Lalu, (6) menegakkan sistem hukum yang bebas korupsi, bermartabat, dan tepercaya; (7) memberikan perlindungan bagi segenap bangsa dan memberikan rasa aman pada seluruh warga; (8) mengelola pemerintahan yang bersih, efektif, dan tepercaya; serta (9) membangun sinergi pemerintah daerah dalam kerangka Negara Kesatuan.

Joko Widodo menetapkan tiga strategi besar untuk mencapai visi-misi yang terkait isu lingkunganm tersebut. Yakni pengembangan kebijakan tata ruang terintegrasi, mitigasi perubahan iklim, serta penegakan hukum dan rehabilitasi lingkungan hidup.  Pada strategi pertama dilakukan dengan cara melanjutkan kebijakan Satu Peta untuk menghindari tumpang tindih penggunaan ruang, dan program kedua adalah mengendalikan dan mengawasi kepatuhan pelaksanaannya serta menindak tegas penyimpangannya.

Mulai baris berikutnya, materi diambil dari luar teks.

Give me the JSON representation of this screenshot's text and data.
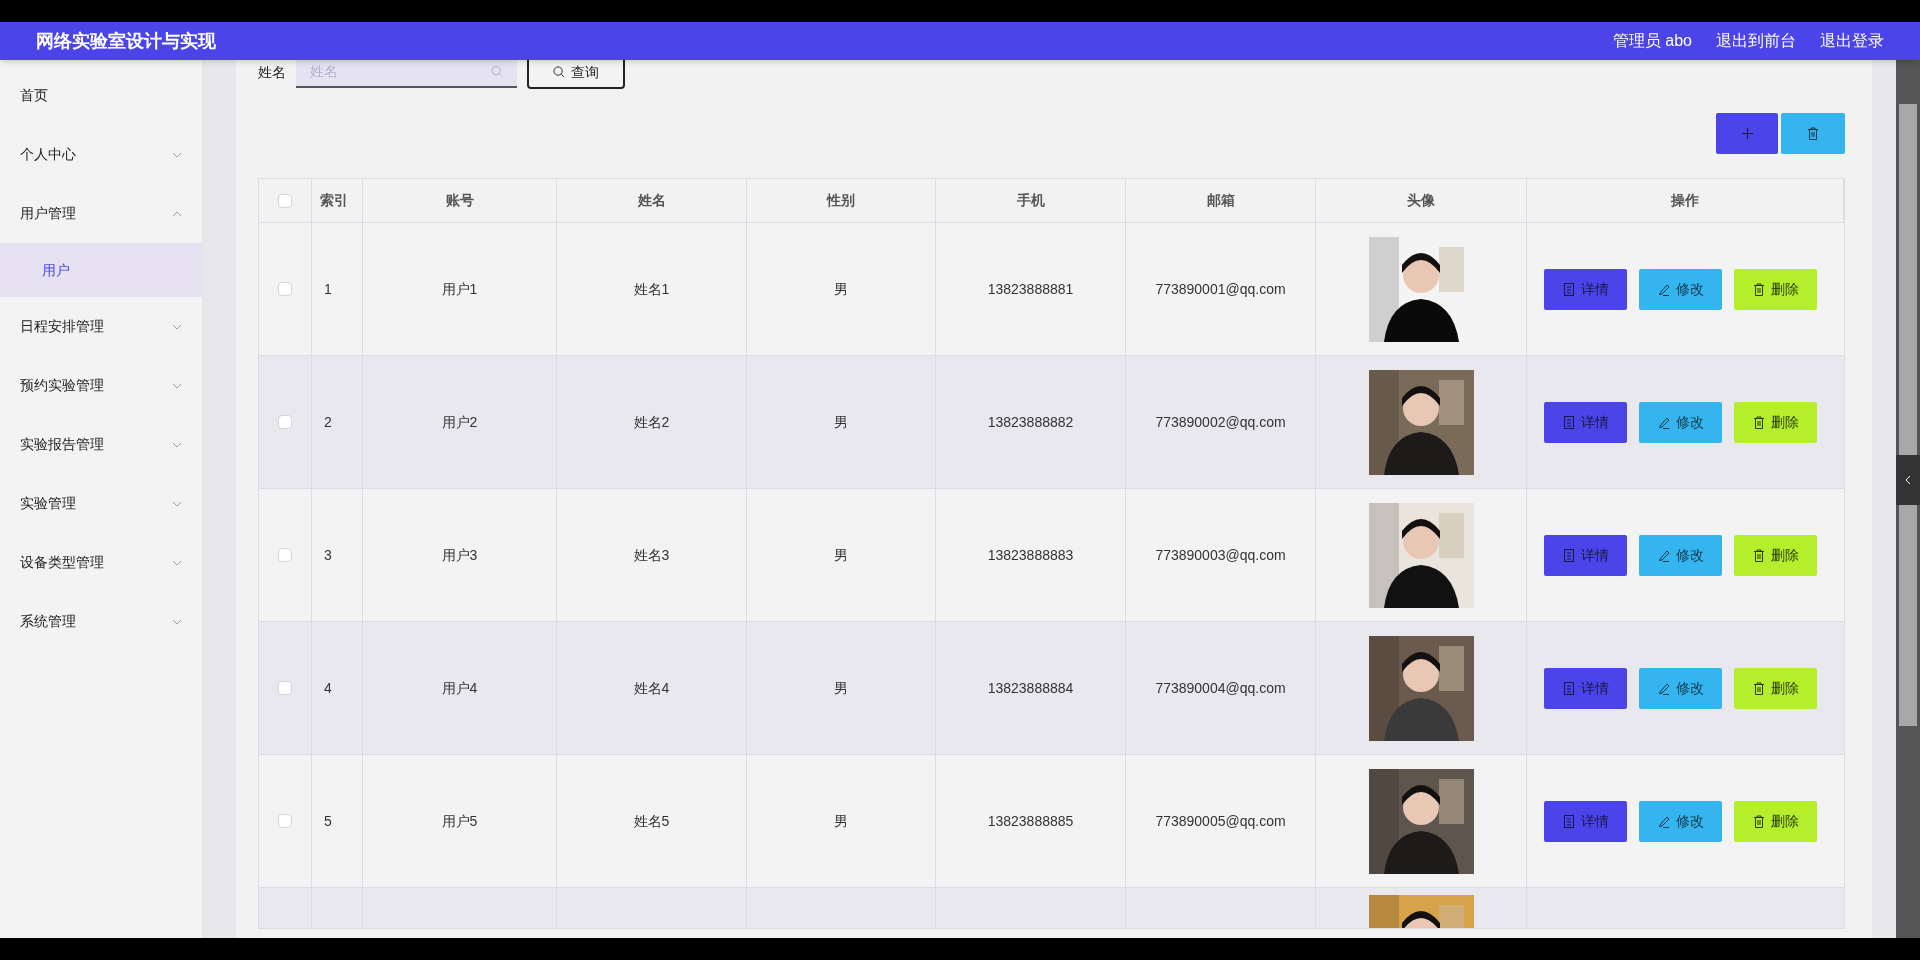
{
  "header": {
    "title": "网络实验室设计与实现",
    "user": "管理员 abo",
    "links": [
      "退出到前台",
      "退出登录"
    ]
  },
  "sidebar": {
    "items": [
      {
        "label": "首页",
        "kind": "link",
        "selected": false
      },
      {
        "label": "个人中心",
        "kind": "group",
        "expanded": false,
        "selected": false
      },
      {
        "label": "用户管理",
        "kind": "group",
        "expanded": true,
        "selected": false,
        "children": [
          {
            "label": "用户",
            "selected": true
          }
        ]
      },
      {
        "label": "日程安排管理",
        "kind": "group",
        "expanded": false,
        "selected": false
      },
      {
        "label": "预约实验管理",
        "kind": "group",
        "expanded": false,
        "selected": false
      },
      {
        "label": "实验报告管理",
        "kind": "group",
        "expanded": false,
        "selected": false
      },
      {
        "label": "实验管理",
        "kind": "group",
        "expanded": false,
        "selected": false
      },
      {
        "label": "设备类型管理",
        "kind": "group",
        "expanded": false,
        "selected": false
      },
      {
        "label": "系统管理",
        "kind": "group",
        "expanded": false,
        "selected": false
      }
    ]
  },
  "search": {
    "label": "姓名",
    "placeholder": "姓名",
    "button": "查询"
  },
  "table": {
    "header_checked": false,
    "columns": [
      "索引",
      "账号",
      "姓名",
      "性别",
      "手机",
      "邮箱",
      "头像",
      "操作"
    ],
    "rows": [
      {
        "kind": "full",
        "checked": false,
        "index": "1",
        "account": "用户1",
        "name": "姓名1",
        "gender": "男",
        "phone": "13823888881",
        "email": "773890001@qq.com",
        "actions": [
          "详情",
          "修改",
          "删除"
        ]
      },
      {
        "kind": "full",
        "checked": false,
        "index": "2",
        "account": "用户2",
        "name": "姓名2",
        "gender": "男",
        "phone": "13823888882",
        "email": "773890002@qq.com",
        "actions": [
          "详情",
          "修改",
          "删除"
        ]
      },
      {
        "kind": "full",
        "checked": false,
        "index": "3",
        "account": "用户3",
        "name": "姓名3",
        "gender": "男",
        "phone": "13823888883",
        "email": "773890003@qq.com",
        "actions": [
          "详情",
          "修改",
          "删除"
        ]
      },
      {
        "kind": "full",
        "checked": false,
        "index": "4",
        "account": "用户4",
        "name": "姓名4",
        "gender": "男",
        "phone": "13823888884",
        "email": "773890004@qq.com",
        "actions": [
          "详情",
          "修改",
          "删除"
        ]
      },
      {
        "kind": "full",
        "checked": false,
        "index": "5",
        "account": "用户5",
        "name": "姓名5",
        "gender": "男",
        "phone": "13823888885",
        "email": "773890005@qq.com",
        "actions": [
          "详情",
          "修改",
          "删除"
        ]
      },
      {
        "kind": "cut"
      }
    ]
  }
}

Sejumlah program menjadi bagian dari strategi kedua, mitigasi perubahan iklim. Yaitu mencegah kebakaran hutan; menanam kembali lahan-lahan kritis; mengembangkan energi baru terbarukan (EBT) berbasis potensi setempat serta ramah terhadap lingkungan; melanjutkan konservasi lahan gambut; mengurangi emisi karbon dan meningkatkan transportasi massal ramah lingkungan; meningkatkan pendidikan konservasi lingkungan yang berkelanjutan dengan melibatkan komunitas masyarakat adat; serta memperbanyak hutan kota dan ruang terbuka hijau.

Untuk mencapai strategi ketiga, dilakukan melalui empat program. Pertama, merehabilitasi kerusakan lingkungan untuk menjamin daya dukung lingkungan secara berkelanjutan termasuk rehabilitasi hutan dan lahan, konservasi laut, serta daerah aliran sungai (DAS). Kedua, meningkatkan efektivitas pengelolaan dan pengawasan limbah B3 serta percepatan pembangunan pusat pengolahan limbah B3 secara terpadu.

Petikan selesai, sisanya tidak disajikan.